I contratti di 8 mesi un tempo erano una consuetudine, da qualche anno sono diventati una rarità e allora cosa accadrà? La svolta potrebbe arrivare, paradossalmente, sempre dalla Legge di Stabilità nella quale è contenuta una normativa che pare andare in soccorso dei lavoratori: è stata, infatti, prevista una deduzione del 70% circa sull’Irap alle imprese per ogni lavoratore stagionale impiegato per almeno 120 giorni. Uno sgravio cioè per un periodo di 4 mesi sul costo del lavoro, che significa: meno tasse per il datore di lavoro, opportunità di fare un contratto più lungo al lavoratore.

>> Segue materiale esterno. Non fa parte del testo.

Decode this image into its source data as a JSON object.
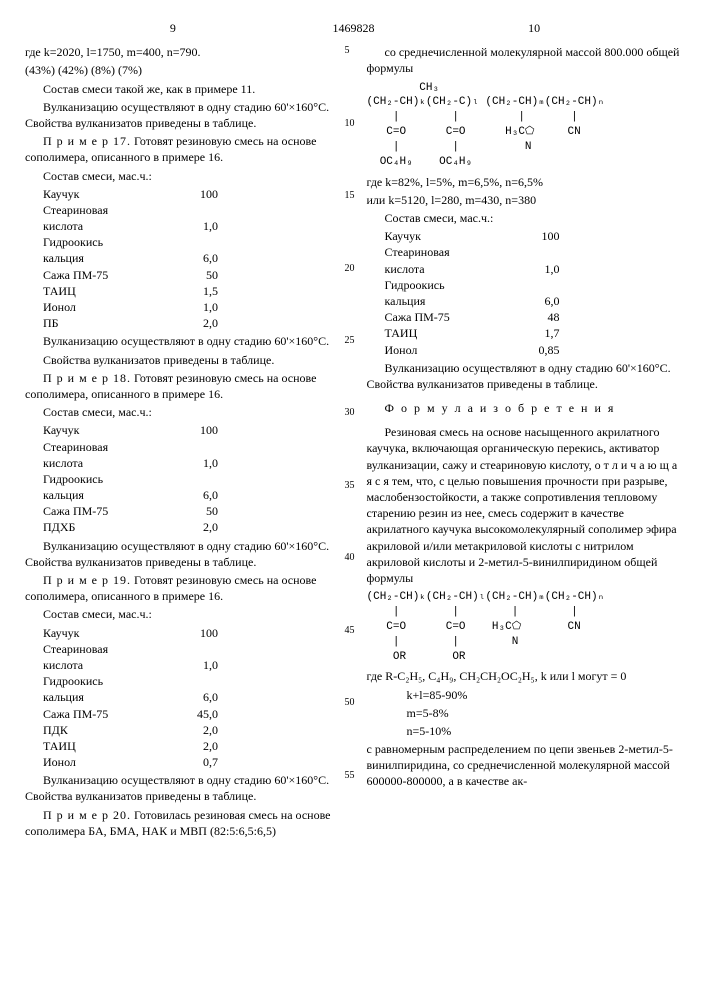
{
  "doc_number": "1469828",
  "page_left": "9",
  "page_right": "10",
  "left": {
    "intro1": "где k=2020, l=1750, m=400, n=790.",
    "intro2": "(43%)    (42%)    (8%)    (7%)",
    "p1": "Состав смеси такой же, как в примере 11.",
    "p2": "Вулканизацию осуществляют в одну стадию 60'×160°С. Свойства вулканизатов приведены в таблице.",
    "ex17_hdr": "П р и м е р  17.",
    "ex17_txt": "Готовят резиновую смесь на основе сополимера, описанного в примере 16.",
    "comp_hdr": "Состав смеси,         мас.ч.:",
    "t17": [
      [
        "Каучук",
        "100"
      ],
      [
        "Стеариновая",
        ""
      ],
      [
        "кислота",
        "1,0"
      ],
      [
        "Гидроокись",
        ""
      ],
      [
        "кальция",
        "6,0"
      ],
      [
        "Сажа ПМ-75",
        "50"
      ],
      [
        "ТАИЦ",
        "1,5"
      ],
      [
        "Ионол",
        "1,0"
      ],
      [
        "ПБ",
        "2,0"
      ]
    ],
    "p3": "Вулканизацию осуществляют в одну стадию 60'×160°С.",
    "p4": "Свойства вулканизатов приведены в таблице.",
    "ex18_hdr": "П р и м е р  18.",
    "ex18_txt": "Готовят резиновую смесь на основе сополимера, описанного в примере 16.",
    "t18": [
      [
        "Каучук",
        "100"
      ],
      [
        "Стеариновая",
        ""
      ],
      [
        "кислота",
        "1,0"
      ],
      [
        "Гидроокись",
        ""
      ],
      [
        "кальция",
        "6,0"
      ],
      [
        "Сажа ПМ-75",
        "50"
      ],
      [
        "ПДХБ",
        "2,0"
      ]
    ],
    "p5": "Вулканизацию осуществляют в одну стадию 60'×160°С. Свойства вулканизатов приведены в таблице.",
    "ex19_hdr": "П р и м е р  19.",
    "ex19_txt": "Готовят резиновую смесь на основе сополимера, описанного в примере 16.",
    "t19": [
      [
        "Каучук",
        "100"
      ],
      [
        "Стеариновая",
        ""
      ],
      [
        "кислота",
        "1,0"
      ],
      [
        "Гидроокись",
        ""
      ],
      [
        "кальция",
        "6,0"
      ],
      [
        "Сажа ПМ-75",
        "45,0"
      ],
      [
        "ПДК",
        "2,0"
      ],
      [
        "ТАИЦ",
        "2,0"
      ],
      [
        "Ионол",
        "0,7"
      ]
    ],
    "p6": "Вулканизацию осуществляют в одну стадию 60'×160°С. Свойства вулканизатов приведены в таблице.",
    "ex20_hdr": "П р и м е р  20.",
    "ex20_txt": "Готовилась резиновая смесь на основе  сополимера БА, БМА, НАК и МВП (82:5:6,5:6,5)"
  },
  "right": {
    "p1": "со среднечисленной молекулярной массой 800.000 общей формулы",
    "formula1": "        CH₃\n(CH₂-CH)ₖ(CH₂-C)ₗ (CH₂-CH)ₘ(CH₂-CH)ₙ\n    |        |         |       |\n   C=O      C=O      H₃C⬠     CN\n    |        |          N\n  OC₄H₉    OC₄H₉",
    "p2": "где k=82%, l=5%, m=6,5%, n=6,5%",
    "p3": "или k=5120, l=280, m=430, n=380",
    "comp_hdr": "Состав смеси,         мас.ч.:",
    "t20": [
      [
        "Каучук",
        "100"
      ],
      [
        "Стеариновая",
        ""
      ],
      [
        "кислота",
        "1,0"
      ],
      [
        "Гидроокись",
        ""
      ],
      [
        "кальция",
        "6,0"
      ],
      [
        "Сажа ПМ-75",
        "48"
      ],
      [
        "ТАИЦ",
        "1,7"
      ],
      [
        "Ионол",
        "0,85"
      ]
    ],
    "p4": "Вулканизацию осуществляют в одну стадию 60'×160°С. Свойства вулканизатов приведены в таблице.",
    "claims_hdr": "Ф о р м у л а   и з о б р е т е н и я",
    "claim_body": "Резиновая смесь на основе насыщенного акрилатного каучука, включающая органическую перекись, активатор вулканизации, сажу и стеариновую кислоту, о т л и ч а ю щ а я с я  тем, что, с целью повышения прочности  при разрыве, маслобензостойкости, а также сопротивления тепловому старению резин из нее, смесь содержит в качестве акрилатного каучука высокомолекулярный сополимер эфира акриловой и/или метакриловой кислоты с нитрилом акриловой кислоты и 2-метил-5-винилпиридином общей формулы",
    "formula2": "(CH₂-CH)ₖ(CH₂-CH)ₗ(CH₂-CH)ₘ(CH₂-CH)ₙ\n    |        |        |        |\n   C=O      C=O    H₃C⬠       CN\n    |        |        N\n    OR       OR",
    "p5": "где R-C₂H₅, C₄H₉, CH₂CH₂OC₂H₅, k или l могут = 0",
    "eq1": "k+l=85-90%",
    "eq2": "m=5-8%",
    "eq3": "n=5-10%",
    "p6": "с равномерным распределением по цепи звеньев 2-метил-5-винилпиридина, со среднечисленной молекулярной массой 600000-800000, а в качестве ак-"
  },
  "linenums": [
    "5",
    "10",
    "15",
    "20",
    "25",
    "30",
    "35",
    "40",
    "45",
    "50",
    "55"
  ]
}
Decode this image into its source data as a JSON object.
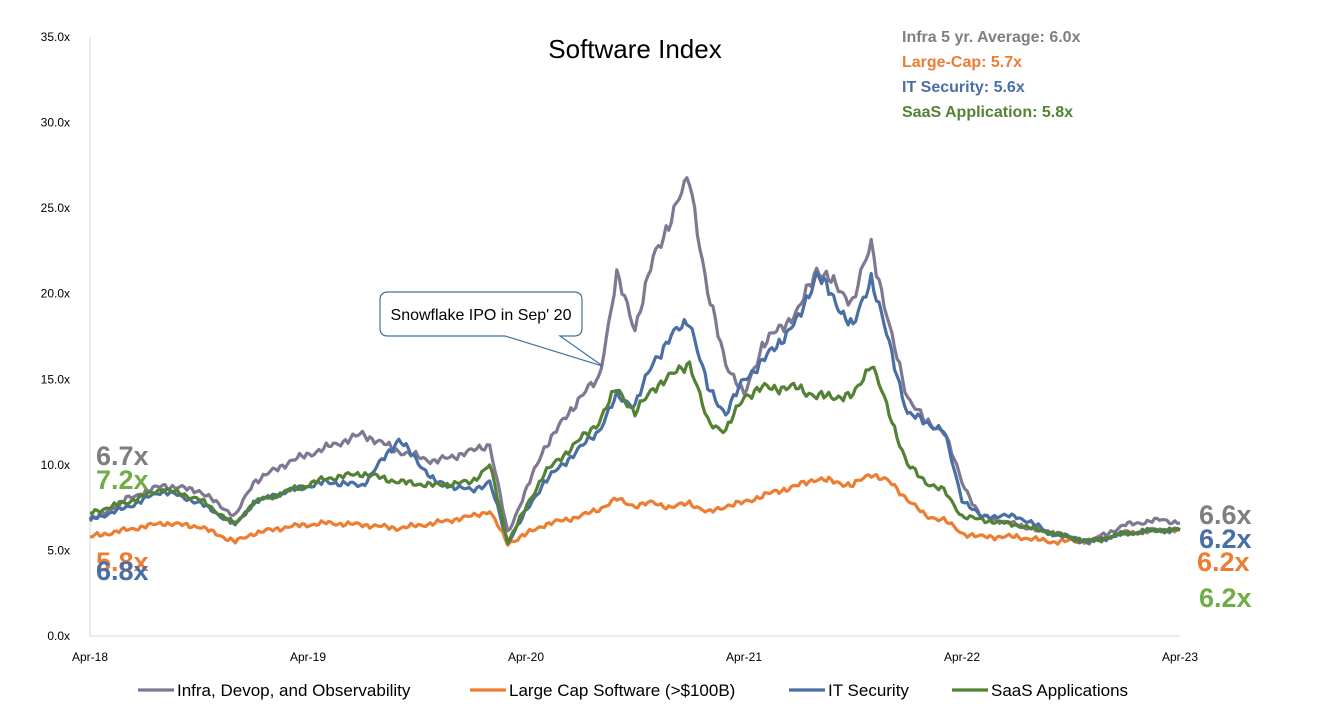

“Se le cose rimarranno come in questo momento – afferma il segretario regionale della Fisascat Cisl, Pancrazio Di Leo – è chiaro che bisognerà avere contratti non inferiori a 8 mesi per accedere all’indennità di disoccupazione e in questa direzione lo sgravio Irap di cui disporranno gli albergatori li mette nelle condizioni di poter prolungare i contratti. Vedremo se si tornerà quindi a quei tempi in cui lavorare per 8 mesi era una consuetudine. Ci sono le condizioni e ci auguriamo che le imprese lo comprendano e vengano incontro ai lavoratori e alle tante famiglie che hanno bisogno di certezze”.
“Noi – aggiunge Di Leo – rinnoviamo l’appello agli albergatori e a tutte le imprese del settore turistico, anche per il commercio ovviamente: a fronte dei dati positivi sulla recente stagione 2015 gli imprenditori devono avere la convinzione e la lungimiranza di dare più occupazione. Auspichiamo un incontro con l’Amministrazione comunale di Taormina e siamo pronti a sedere ad un tavolo con l’assessore al Turismo, Salvo Cilona, per proporre la realizzazione in questo territorio di un Patto d’Area”. Nelle prossime settimane si capirà se potrà esserci un’ulteriore modifica alla Legge di Stabilità, e i sindacati torneranno in pressing sul Governo: “noi non molliamo, prima di ogni cosa garantito il diritto al lavoro”, aggiunge Di Leo.